Carnets, 2006
Un état d’esprit. Une manière de voyager aussi. Promener cette étrange petite boite noire devant ses pas et la nourrir de lumière. C’est le carnet de route, Moleskine, ce petit bout de rien, sur lequel on couche tout : ses observations, assis sur un muret, contre un arbre ou dos au mur. Les mots sont griffonnés à la hâte, nul travail sur la phrase, esquisser seulement. Des mots-images. Il faut faire vite, ne rien perdre. Tout s’organisera plus tard, une fois rentré.
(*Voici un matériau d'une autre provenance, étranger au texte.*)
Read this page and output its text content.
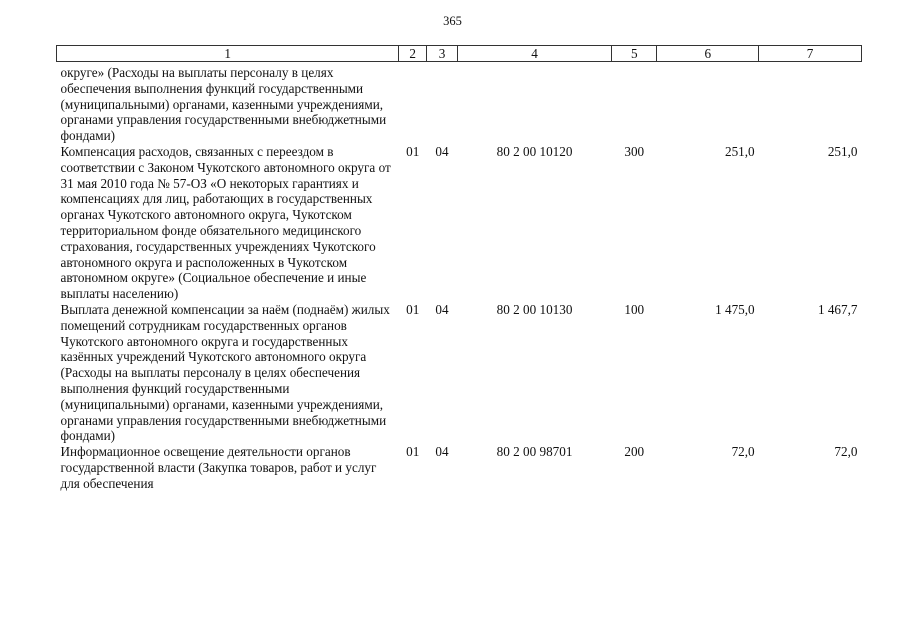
365
1	2	3	4	5	6	7
округе» (Расходы на выплаты персоналу в целях обеспечения выполнения функций государственными (муниципальными) органами, казенными учреждениями, органами управления государственными внебюджетными фондами)						
Компенсация расходов, связанных с переездом в соответствии с Законом Чукотского автономного округа от 31 мая 2010 года № 57-ОЗ «О некоторых гарантиях и компенсациях для лиц, работающих в государственных органах Чукотского автономного округа, Чукотском территориальном фонде обязательного медицинского страхования, государственных учреждениях Чукотского автономного округа и расположенных в Чукотском автономном округе» (Социальное обеспечение и иные выплаты населению)	01	04	80 2 00 10120	300	251,0	251,0
Выплата денежной компенсации за наём (поднаём) жилых помещений сотрудникам государственных органов Чукотского автономного округа и государственных казённых учреждений Чукотского автономного округа (Расходы на выплаты персоналу в целях обеспечения выполнения функций государственными (муниципальными) органами, казенными учреждениями, органами управления государственными внебюджетными фондами)	01	04	80 2 00 10130	100	1 475,0	1 467,7
Информационное освещение деятельности органов государственной власти (Закупка товаров, работ и услуг для обеспечения	01	04	80 2 00 98701	200	72,0	72,0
Les carnets photographiques répondent peu ou prou aux mêmes règles. Il s’agit de saisir, quelquefois un peu au jugé, des moments, des scènes ou des lieux avec l’idée de faire quelque chose, mais plus tard. Le carnet ne répond à aucun cahier des charges. C’est l’anti-reportage. La liberté totale. Que cherche-on ? la réponse viendra plus tard. S’il fallait oser une comparaison, ce serait un peu du free-jazz, de l’improvisation. Ménager les hasards, leur faire place. Alors le photographe se fait pécheur à la ligne, il ne compte plus son temps, il observe.
Il attend l’image, ce drôle de truc qu’il est bien infichu de définir. D’ailleurs, il la sent plus qu’il ne la voit. Les vues s’enchaînent et la lumière baisse, bientôt il fera nuit. Il sera temps de rentrer. Je ne conçois guère que cette façon de « travailler » en voyage. De toutes manière, tant de choses nous échappent qu’il serait bien vain d’essayer de tout comprendre in situ. Alors il faut prendre. Prendre tant qu’on est là. Il sera bien temps plus tard, en regardant sa moisson d’images, de comprendre. Une fois prises, les images sont captives. C’est du moins ce que l’on croit. Jusqu’au jour où elles vous révèlent encore et encore des surprises ou des découvertes. Des fois, elles finissent par s’organiser, par se répondre, elles entendent former un tout, enfin c’est ce que l’on s’imagine. C’est à ce moment que les mots peuvent rentrer en scène. S’appuyant sur les images, ils retrouvent du sang neuf, et la mémoire s’éveille à nouveau. Tel détail dans l’image réveille tel souvenir qu’on pensait disparu. Alors on peut écrire.